In This Story
Large Language Models (LLM)—such as ChatGPT—require a significant amount of language data to appropriately recreate it, and for that reason the best models are often trained on mass amounts of internet content. One unfortunate result of this is LLMs lack fluency and capabilities in many languages simply because there isn’t enough data on the internet about those languages. Antonios Anastasopoulos, an expert in natural language processing, received a $600,000 CAREER award from the National Science Foundation (NSF) to address this exact problem.
It is no surprise that Anastasopoulos is a leading researcher in the field, having grown up in a home that appreciated language. “My mother taught English in Greece, where I am from, where she had a language school. I’ve always loved languages. I took German and Swedish before I graduated from high school and in college I tried out Italian, Russian, and Chinese.”  
 
This gave him tremendous insight into the notion of language uptake. “Think of the way that kids learn - any child can acquire a language with orders of magnitude less data than what we’ve given ChatGPT,” said Anastasopoulos. “But another learning mode humans often use is this: I already know one language, say English, and I take lessons where someone explains to me in English how to learn another language, like Spanish. I do some exercises and I make associations and I learn the new vocabulary and grammar and eventually I can become proficient in Spanish.”  But the challenge, he says, is that we do not teach our LLMs this way. “We don’t have data online for 2000 languages—only about 200. But we do have grammatical descriptions of them because linguists have written books about these languages. If we can teach an LLM what’s in those books, along with additional data, we should be able to make the models proficient in these languages.”  
In addition to building appropriate datasets, the project will make theoretical connections to various learning paradigms. This approach will attempt to model the process of multilingual learning itself and seek to understand the errors exhibited by LLMs.
The research will be integrated into education through new teaching modules, combining linguistics with natural language processing and by promoting undergraduate research. The project will extend its impact beyond the classroom through close collaboration with underserved language communities, aiming to build technologies according to the communities' needs.
Anastasopoulos, an assistant professor in computer science, focused his PhD on endangered languages and notes the importance of preserving languages. “Each language stores or codifies part of human knowledge, and language loss eventually means loss of that unique knowledge,” he said. “There is value in preserving and documenting that knowledge. That’s why this whole thing matters.”
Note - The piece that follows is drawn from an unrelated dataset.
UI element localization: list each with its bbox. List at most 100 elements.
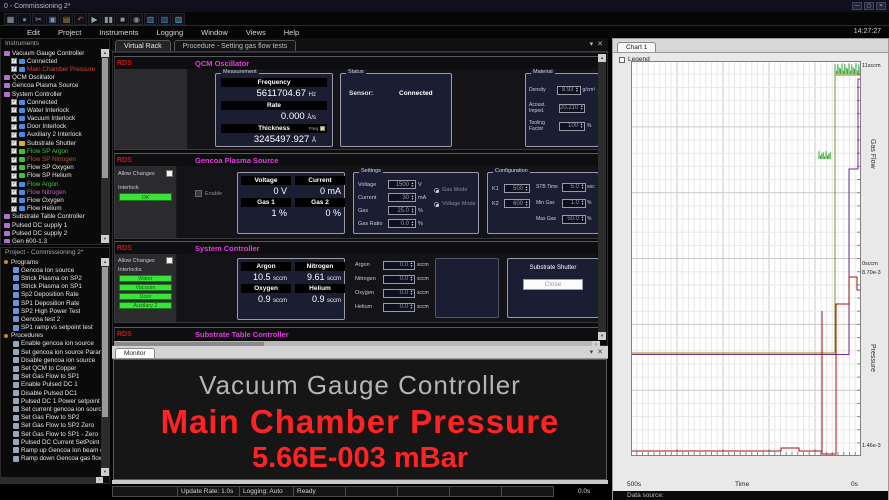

The NSF CAREER award is reserved for the nation’s most talented up-and-coming researchers. From the NSF website: “The Faculty Early Career Development (CAREER) Program offers NSF’s most prestigious award in support of early-career faculty who have the potential to serve as academic role models in research and education and to lead advances in the mission of their department or organization.”
In addition to this honor, in 2024 Anastasopoulos won the GMU Presidential Award for Faculty Excellence in Research for his research contributions in the domain of computational linguistics and natural language processing. Earlier in 2024, his paper “DialectBench: An NLP Benchmark for Dialects, Varieties, and Closely-Related Languages” received one of the Best Social Impact Paper Awards at ACL, the premier NLP conference, for showing that LLMs cannot handle dialects as well as standard language varieties.